EECS20N: Signals and Systems

Radio Spectrum

Emission of radio signals is easy enough that anyone with minimal knowledge of electronics can do it. In fact, it's fairly difficult to avoid, and most electronic devices emit radio signals of some sort. In the United States, the FCC (Federal Communications Commission) regulates the emission of radio signals, dictating what is allowed and what it not. Most electronic devices have to be tested for compliance with FCC regulations.

Even with FCC compliance, electronic devices can interfere with one another through radio signals. The FAA (Federal Aviation Administration) prohibits the use of all electronic devices on airplanes within 10 minutes of takeoff or landing for fear that these devices may interfere with critical navigation and control electronics on the aircraft. This is a legitimate fear with some aircraft, but not with others, so human factors considerations cause the universal application of the rule.

For most electronic devices, FCC compliance is achieved by emitting a minimal amount of radio power. Some devices, however, deliberately emit radio power. These include all devices that use radio waves for communication, including two-way radios (of course), radio broadcast, television broadcast, cordless telephones, cellular telephones, microwave links in the telephone network, satellites, garage door openers, and countless other devices.

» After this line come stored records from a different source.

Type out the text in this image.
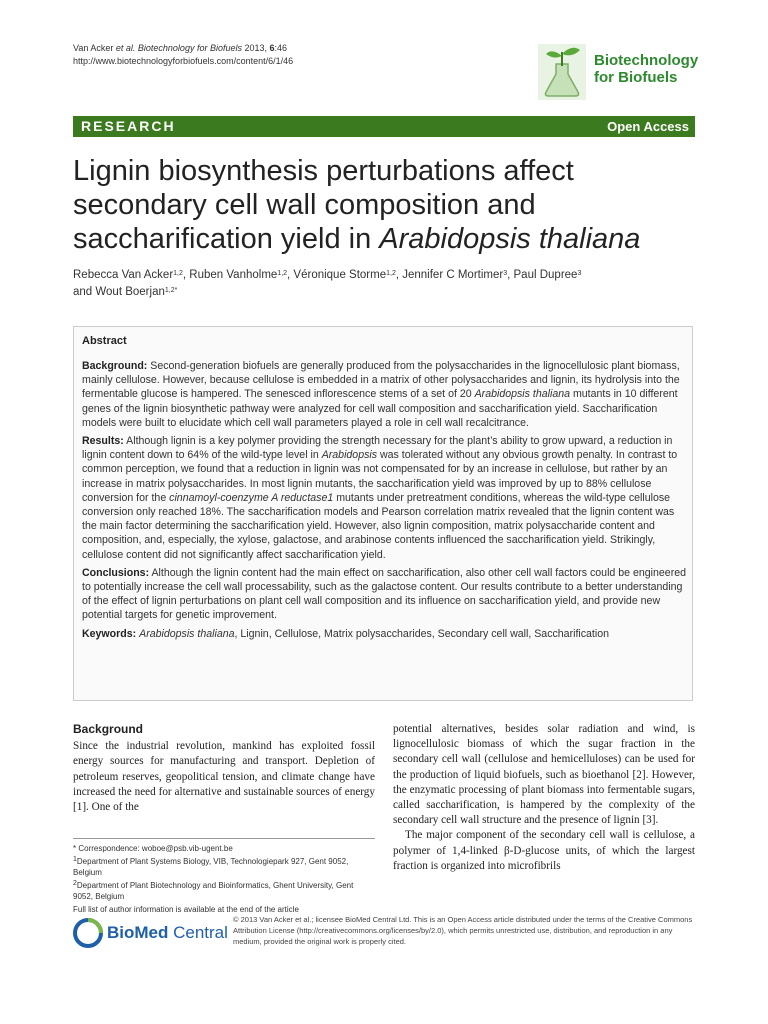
Van Acker et al. Biotechnology for Biofuels 2013, 6:46
http://www.biotechnologyforbiofuels.com/content/6/1/46	Biotechnology
for Biofuels
RESEARCH	Open Access
Lignin biosynthesis perturbations affect secondary cell wall composition and saccharification yield in Arabidopsis thaliana
Rebecca Van Acker$^{1,2}$, Ruben Vanholme$^{1,2}$, Véronique Storme$^{1,2}$, Jennifer C Mortimer$^3$, Paul Dupree$^3$
and Wout Boerjan$^{1,2*}$
Abstract

Background: Second-generation biofuels are generally produced from the polysaccharides in the lignocellulosic plant biomass, mainly cellulose. However, because cellulose is embedded in a matrix of other polysaccharides and lignin, its hydrolysis into the fermentable glucose is hampered. The senesced inflorescence stems of a set of 20 Arabidopsis thaliana mutants in 10 different genes of the lignin biosynthetic pathway were analyzed for cell wall composition and saccharification yield. Saccharification models were built to elucidate which cell wall parameters played a role in cell wall recalcitrance.

Results: Although lignin is a key polymer providing the strength necessary for the plant’s ability to grow upward, a reduction in lignin content down to 64% of the wild-type level in Arabidopsis was tolerated without any obvious growth penalty. In contrast to common perception, we found that a reduction in lignin was not compensated for by an increase in cellulose, but rather by an increase in matrix polysaccharides. In most lignin mutants, the saccharification yield was improved by up to 88% cellulose conversion for the cinnamoyl-coenzyme A reductase1 mutants under pretreatment conditions, whereas the wild-type cellulose conversion only reached 18%. The saccharification models and Pearson correlation matrix revealed that the lignin content was the main factor determining the saccharification yield. However, also lignin composition, matrix polysaccharide content and composition, and, especially, the xylose, galactose, and arabinose contents influenced the saccharification yield. Strikingly, cellulose content did not significantly affect saccharification yield.

Conclusions: Although the lignin content had the main effect on saccharification, also other cell wall factors could be engineered to potentially increase the cell wall processability, such as the galactose content. Our results contribute to a better understanding of the effect of lignin perturbations on plant cell wall composition and its influence on saccharification yield, and provide new potential targets for genetic improvement.

Keywords: Arabidopsis thaliana, Lignin, Cellulose, Matrix polysaccharides, Secondary cell wall, Saccharification

Background
Since the industrial revolution, mankind has exploited fossil energy sources for manufacturing and transport. Depletion of petroleum reserves, geopolitical tension, and climate change have increased the need for alternative and sustainable sources of energy [1]. One of the
potential alternatives, besides solar radiation and wind, is lignocellulosic biomass of which the sugar fraction in the secondary cell wall (cellulose and hemicelluloses) can be used for the production of liquid biofuels, such as bioethanol [2]. However, the enzymatic processing of plant biomass into fermentable sugars, called saccharification, is hampered by the complexity of the secondary cell wall structure and the presence of lignin [3].
The major component of the secondary cell wall is cellulose, a polymer of 1,4-linked β-D-glucose units, of which the largest fraction is organized into microfibrils

* Correspondence: woboe@psb.vib-ugent.be

$^1$Department of Plant Systems Biology, VIB, Technologiepark 927, Gent 9052, Belgium

$^2$Department of Plant Biotechnology and Bioinformatics, Ghent University, Gent 9052, Belgium

Full list of author information is available at the end of the article

BioMed Central
© 2013 Van Acker et al.; licensee BioMed Central Ltd. This is an Open Access article distributed under the terms of the Creative Commons Attribution License (http://creativecommons.org/licenses/by/2.0), which permits unrestricted use, distribution, and reproduction in any medium, provided the original work is properly cited.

A major task of the FCC is to ensure that these legitimate emissions of radio signals do not interfere with one another. To do this, the FCC issues licenses that allow emission of radio signals within a certain frequency range, at a specified power level, within a certain geographic region. This use of frequency range to divide the radio space is convenient, but by no means absolute. It is in part dictated by the state of early radio technology, which was better able to deal with frequency ranges than with other ways to divide up the space.

At a very coarse level, the spectrum is shown below:

This shows the spectrum from about 10kHz to above 10GHz. The full details are given in a detailed frequency chart, valid as of 1996. The detailed chart shows the following fairly familiar uses of the radio spectrum:

  • 535 kHz - 1.6 MHz: AM Radio stations.
  • 54 MHz - 72 MHz: Television (channels 2-4).
  • 76 MHz - 88 MHz: Television (channels 5-6).
  • 88 MHz - 108 MHz: FM radio.
  • 174 MHz - 216 MHz: Television (channels 7-13).
  • 470 MHz - 806 MHz: Television (channels 14-69).

In the chart, "land mobile" includes cellular telephony, cordless telephones, and a suite of older services including police, taxi dispatch, and ambulance services.

The system of frequency allocation is fairly archaic, and tradition dictates much of its design. The lower frequencies are allocated to the oldest services, such as maritime communication and navigation, aeronautical communication and navigation, and AM radio. Many regions of the spectrum, such as those devoted to radio navigation, have been technologically supplanted (in this case by GPS, the global positioning system, a satellite-based global navigation system). Huge portions of the spectrum are wasted on television broadcasts, and even more have been recently allocated to allow for simultaneous digital and analog transmission during a transition phase to an all digital television system. But it is difficult to reclaim these regions of the spectrum because residual uses remain. Partly as a consequence, it has become extremely difficult to find unused radio spectrum for new services. Cellular telephony, for example, has undoubtedly had its growth constrained by the shortage of available bandwidth.